With the help of Prada, a late-Renaissance treasure is restored 50 years after the deluge that almost destroyed it
Text by Stephen Wallis
Posted August 18, 2016·Magazine
On November 4, 1966, Tuscany’s Arno River, swollen by days of rain, inundated Florence with the worst flood the city had seen in centuries. The raging waters caused catastrophic damage to cultural treasures—including priceless works of art—and efforts to save them have continued to this day. Now, thanks to a partnership between Italy’s National Trust and the fashion house Prada (a major arts patron in the country), one of the most challenging of these rescue missions is nearly finished. This October Giorgio Vasari’s late-Renaissance painting The Last Supper will return to view 50 years after the flood that almost destroyed it.
“This is really a new page in the history of conservation,” says Marco Ciatti, head of the Opificio delle Pietre Dure (OPD), the Florence lab responsible for the groundbreaking restoration. “When we began to study the problems, we were not sure what the result would be.”

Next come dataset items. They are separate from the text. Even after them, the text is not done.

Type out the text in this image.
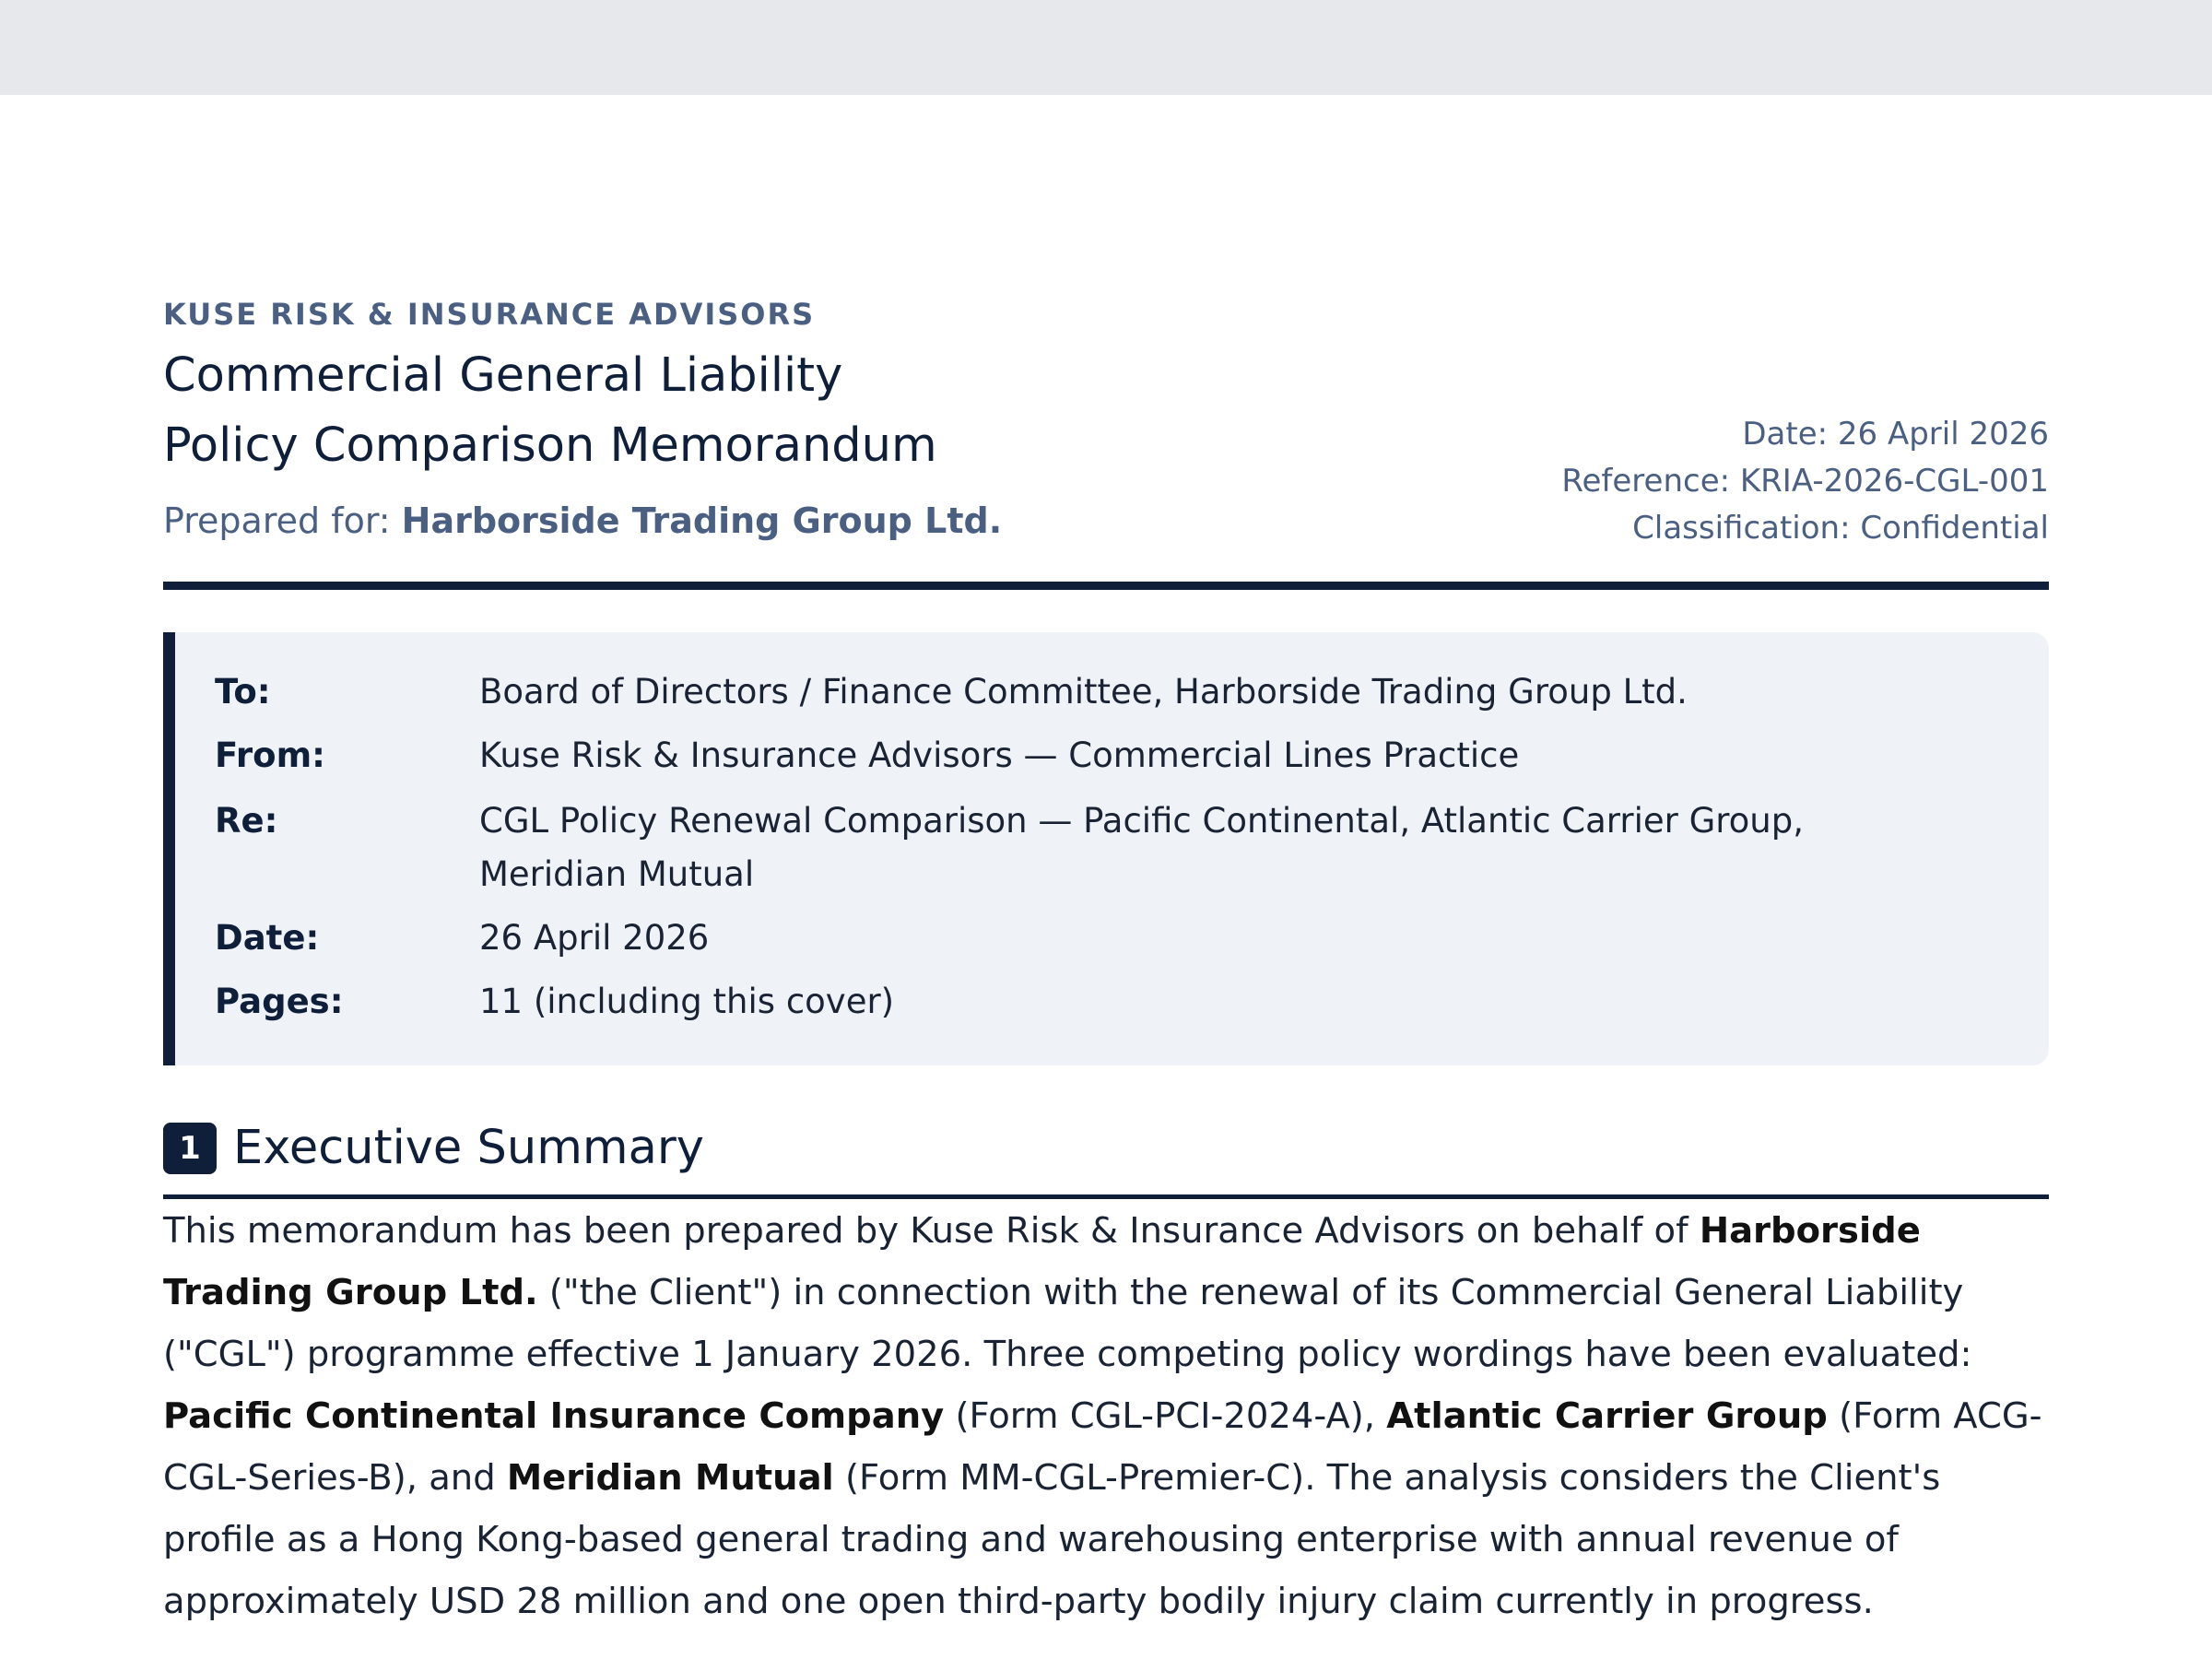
KUSE RISK & INSURANCE ADVISORS
Commercial General Liability
Policy Comparison Memorandum
Prepared for: Harborside Trading Group Ltd.
Date: 26 April 2026
Reference: KRIA-2026-CGL-001
Classification: Confidential
To:	Board of Directors / Finance Committee, Harborside Trading Group Ltd.
From:	Kuse Risk & Insurance Advisors — Commercial Lines Practice
Re:	CGL Policy Renewal Comparison — Pacific Continental, Atlantic Carrier Group,
Meridian Mutual
Date:	26 April 2026
Pages:	11 (including this cover)
1 Executive Summary
This memorandum has been prepared by Kuse Risk & Insurance Advisors on behalf of Harborside Trading Group Ltd. ("the Client") in connection with the renewal of its Commercial General Liability ("CGL") programme effective 1 January 2026. Three competing policy wordings have been evaluated: Pacific Continental Insurance Company (Form CGL-PCI-2024-A), Atlantic Carrier Group (Form ACG-CGL-Series-B), and Meridian Mutual (Form MM-CGL-Premier-C). The analysis considers the Client's profile as a Hong Kong-based general trading and warehousing enterprise with annual revenue of approximately USD 28 million and one open third-party bodily injury claim currently in progress.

Around eight feet high and 21 feet across, the work was created in 1546 by Vasari—a Mannerist painter, architect, and writer who is widely considered to be the first art historian—for Florence’s Murate convent. After being moved several times over the centuries, it was installed at the Opera di Santa Croce museum, where it was submerged for some 12 hours during the flood. While layers of varnish helped minimize paint loss, the work’s five wood panels expanded in the water, stressing the painting’s surface. Its gesso ground, meanwhile, began to dissolve, causing the biblical scene to detach. Desperate museum staff separated the panels and covered them with layers of protective paper to keep the paint from sloughing off. The Last Supper was in such precarious condition that conservators didn’t dare touch it for four decades.

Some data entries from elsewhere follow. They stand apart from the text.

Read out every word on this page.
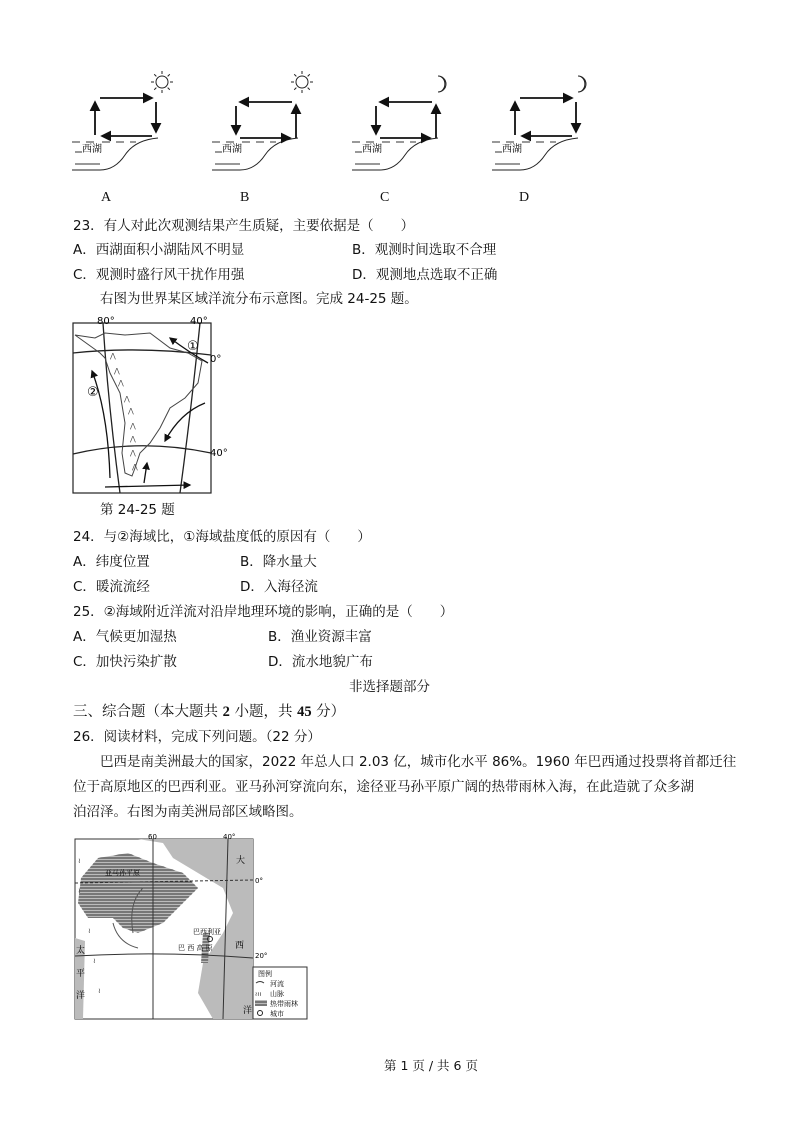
西湖	西湖	西湖	西湖
A	B	C	D
23．有人对此次观测结果产生质疑，主要依据是（　　）
A．西湖面积小湖陆风不明显	B．观测时间选取不合理
C．观测时盛行风干扰作用强	D．观测地点选取不正确
右图为世界某区域洋流分布示意图。完成 24-25 题。
⋀
⋀
⋀
⋀
⋀
⋀
⋀
⋀
⋀
80°	40°
0°
40°
①
②
第 24-25 题
24．与②海域比，①海域盐度低的原因有（　　）
A．纬度位置	B．降水量大
C．暖流流经	D．入海径流
25．②海域附近洋流对沿岸地理环境的影响，正确的是（　　）
A．气候更加湿热	B．渔业资源丰富
C．加快污染扩散	D．流水地貌广布
非选择题部分
三、综合题（本大题共 2 小题，共 45 分）
26．阅读材料，完成下列问题。（22 分）
巴西是南美洲最大的国家，2022 年总人口 2.03 亿，城市化水平 86%。1960 年巴西通过投票将首都迁往
位于高原地区的巴西利亚。亚马孙河穿流向东，途径亚马孙平原广阔的热带雨林入海，在此造就了众多湖
泊沼泽。右图为南美洲局部区域略图。
≀
≀
≀
≀
≀
亚马孙平原
巴西利亚
巴 西 高 原
60	40°
0°
20°
大
西
洋
太
平
洋
图例
河流
≀≀≀ 山脉
热带雨林
城市
第 1 页 / 共 6 页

Several years ago, however, innovations and funding encouraged the OPD to attempt work once thought impossible. With support from the Getty Foundation, the team embarked on a four-year project to restore the wood panels and stabilize the painting. Using synthetic resins, they were able to re-adhere the paint layer to the wood, and they replaced crosspieces that had held the panels together. But there was still a tremendous amount of work to be done on the painting’s surface, and in 2014 Prada stepped in with a grant to carry out intensive cleaning and retouching. For more than two years a handful of conservators and students in the OPD workshop have labored with surgical precision—appropriately dressed in white lab coats, no less—to repair distortions and fill in cracks and losses of color, which were particularly pronounced across the work’s bottom edge. Fascinatingly, along the way they found evidence that The Last Supper had been damaged by two earlier floods and had undergone at least three earlier restorations—only adding to its improbable story of survival.
The painting, still extremely fragile, will be displayed at the Opera di Santa Croce in a gilded climate-controlled frame. Otherwise, it will look much as it did before the 1966 flood. “We’ve devoted our lives to this kind of result,” Ciatti says. “For us it is a dream that has become reality.” And rest assured: Should the Arno burst its banks again, The Last Supper can be mechanically hoisted to a safe height. It may have taken a half-century, but for the city of Florence, Vasari’s painting is now a symbol of triumph over tragedy.